Before I am written off as an “almost intrepid” trekker, there is another reason that justifies all this cribbing. An Australian trekker had succumbed just a few days ago on the track very soon after he set off—enough reason for anyone to shiver. And for people with lungs that couldn’t keep their oxygen levels in balance, the news wasn’t encouraging in the least.
***
Stumbling into Camp Goodwater was particularly relieving, because by this time (which really was only three hours), that incredible feeling that comes from breaking through a longstanding limiting belief had turned into a lost-in-the- woods feeling, worsened when my attempt to squat by the stream failed. How the heck was I supposed to un-bend my stiff, wooden thighs?
But (and this happens without fail) when you are set upon a task, everything conspires to make it happen, and in the end, you do figure out a workable way of achieving your goals. The jungles therefore threw you the lifeline in the form of rocks and fallen branches placed strategically, as though waiting for someone with wooden legs like you to come along. It was a matter of positioning yourself correctly. The satisfaction that comes from knowing that you have identified a challenge and overcome it gives you an immense sense of relief, literally and figuratively.

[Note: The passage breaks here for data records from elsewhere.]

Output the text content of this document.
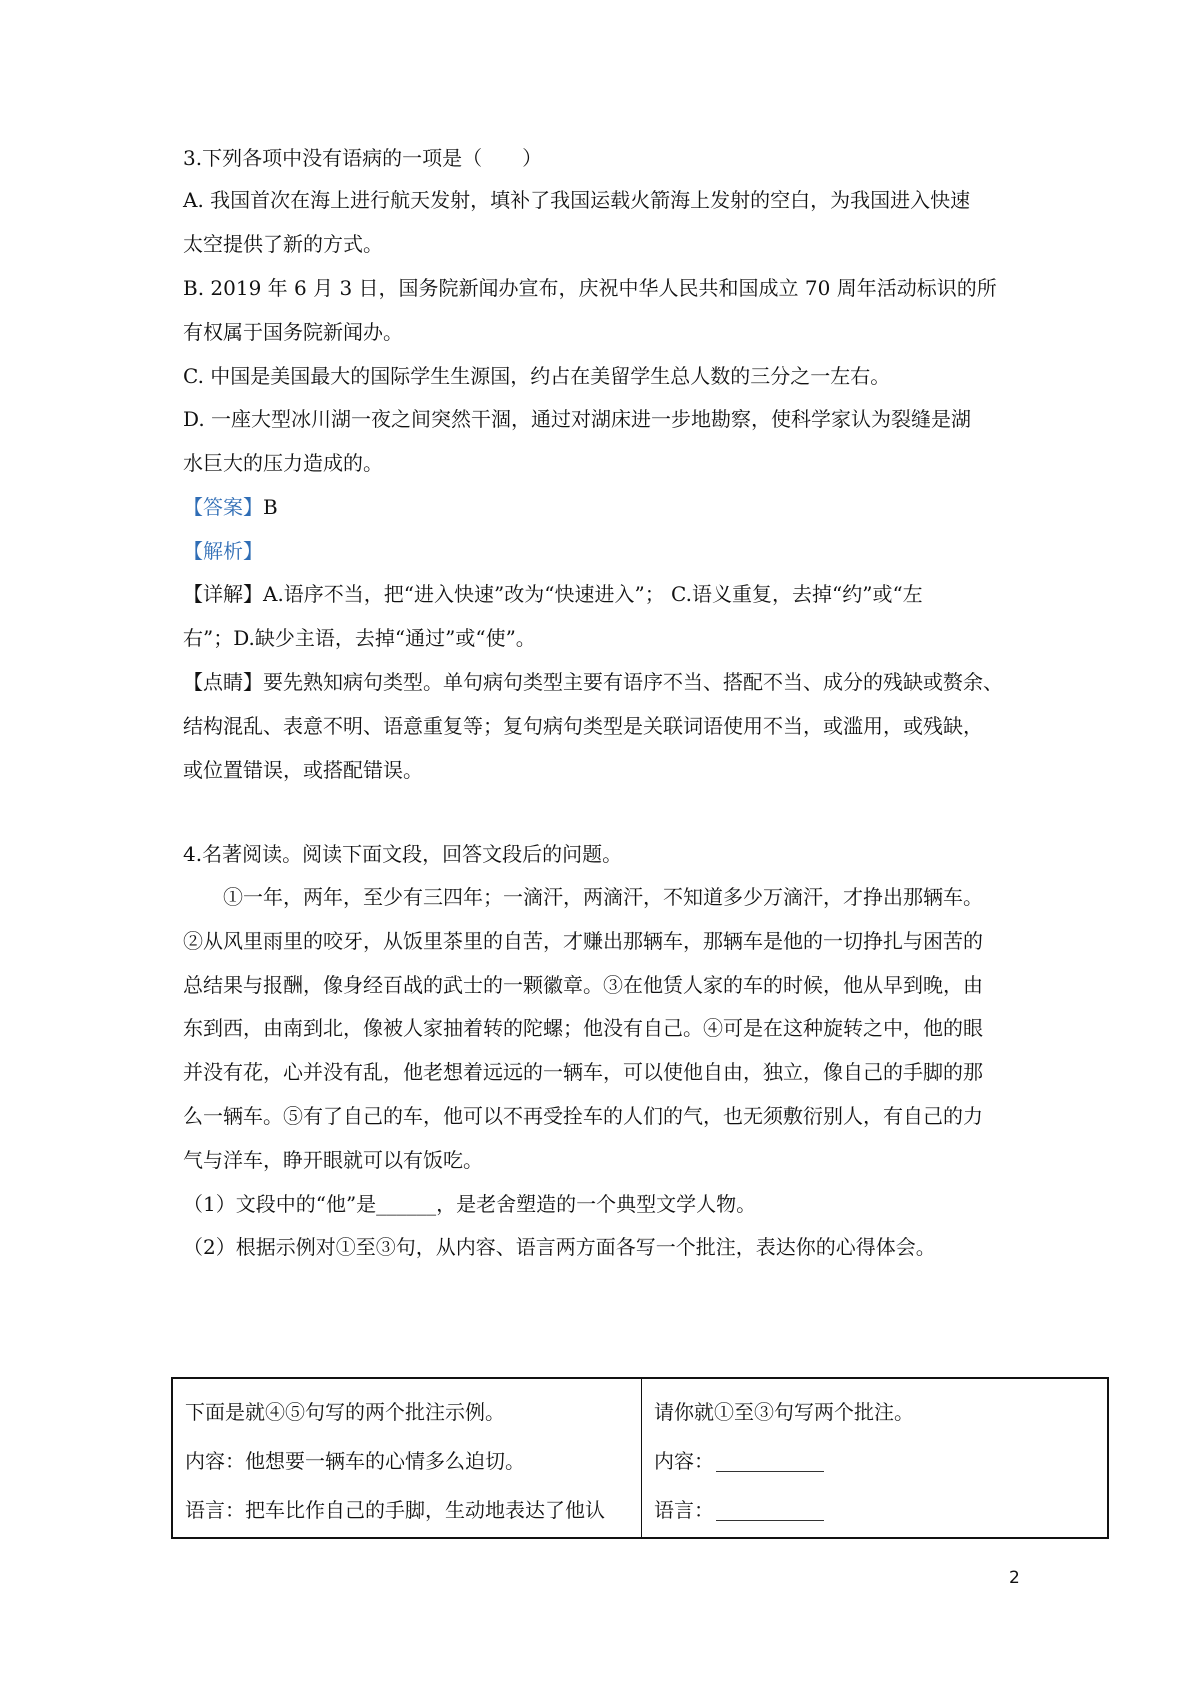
3.下列各项中没有语病的一项是（　　）
A. 我国首次在海上进行航天发射，填补了我国运载火箭海上发射的空白，为我国进入快速
太空提供了新的方式。
B. 2019 年 6 月 3 日，国务院新闻办宣布，庆祝中华人民共和国成立 70 周年活动标识的所
有权属于国务院新闻办。
C. 中国是美国最大的国际学生生源国，约占在美留学生总人数的三分之一左右。
D. 一座大型冰川湖一夜之间突然干涸，通过对湖床进一步地勘察，使科学家认为裂缝是湖
水巨大的压力造成的。
【答案】B
【解析】
【详解】A.语序不当，把“进入快速”改为“快速进入”； C.语义重复，去掉“约”或“左
右”；D.缺少主语，去掉“通过”或“使”。
【点睛】要先熟知病句类型。单句病句类型主要有语序不当、搭配不当、成分的残缺或赘余、
结构混乱、表意不明、语意重复等；复句病句类型是关联词语使用不当，或滥用，或残缺，
或位置错误，或搭配错误。
4.名著阅读。阅读下面文段，回答文段后的问题。
①一年，两年，至少有三四年；一滴汗，两滴汗，不知道多少万滴汗，才挣出那辆车。
②从风里雨里的咬牙，从饭里茶里的自苦，才赚出那辆车，那辆车是他的一切挣扎与困苦的
总结果与报酬，像身经百战的武士的一颗徽章。③在他赁人家的车的时候，他从早到晚，由
东到西，由南到北，像被人家抽着转的陀螺；他没有自己。④可是在这种旋转之中，他的眼
并没有花，心并没有乱，他老想着远远的一辆车，可以使他自由，独立，像自己的手脚的那
么一辆车。⑤有了自己的车，他可以不再受拴车的人们的气，也无须敷衍别人，有自己的力
气与洋车，睁开眼就可以有饭吃。
（1）文段中的“他”是______，是老舍塑造的一个典型文学人物。
（2）根据示例对①至③句，从内容、语言两方面各写一个批注，表达你的心得体会。
下面是就④⑤句写的两个批注示例。
内容：他想要一辆车的心情多么迫切。
语言：把车比作自己的手脚，生动地表达了他认
请你就①至③句写两个批注。
内容：
语言：
2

See, when you have to go, you have to go.
***
People around the world have sought solace in jungle sounds and lying in the relative comfort of hammocks swinging between sturdy trees, but whoever sold that idea to stressed holidaymakers did not have Papua New Guinean jungles in mind. These jungles were really what nightmares were made of—even if you could ignore the unfriendly terrains, mosquitoes, leeches and humidity. It was the sort of place that trekkers with a death wish would thrive in, and I would have too, had Jones not called my attention to a nonexistent track in the woods saying it was where we would go the following morning before sunrise, because the climb up to Imita Ridge was tough and the climb down, tougher.
Jones had a way of ruining my deep contemplation of the situation over weak, smoke-flavoured coffee by being so forthright about the hardships I was to expect. Had he been of the chatty variety of guides with a selection of words to describe the adversity, he would have used words like impossible, killing or torturous. But being severely handi- capped by the English vocabulary as I was with Pidgin, I supplied all the above words every time he pulled me up a slush pit to safer ground on a vertical climb, feeling every bit like a leech trying to suck blood from a dead buffalo.
That ruined my night’s sleep. I didn’t particularly enjoy the rain that night—it doesn’t take a very imaginative mind to picture its effect on the mud.
However, the next morning was better than I thought. When not pulling myself over the roots or crawling on all fours on steep inclines, I carved my friends’ names on trees around the rest areas, sipped energy drinks and even tried singing, secure in the knowledge that once Imita Ridge had been scaled, things could improve. Okay, so I was not entirely correct in my assumptions and by the end of Day Two, I made my deal with god.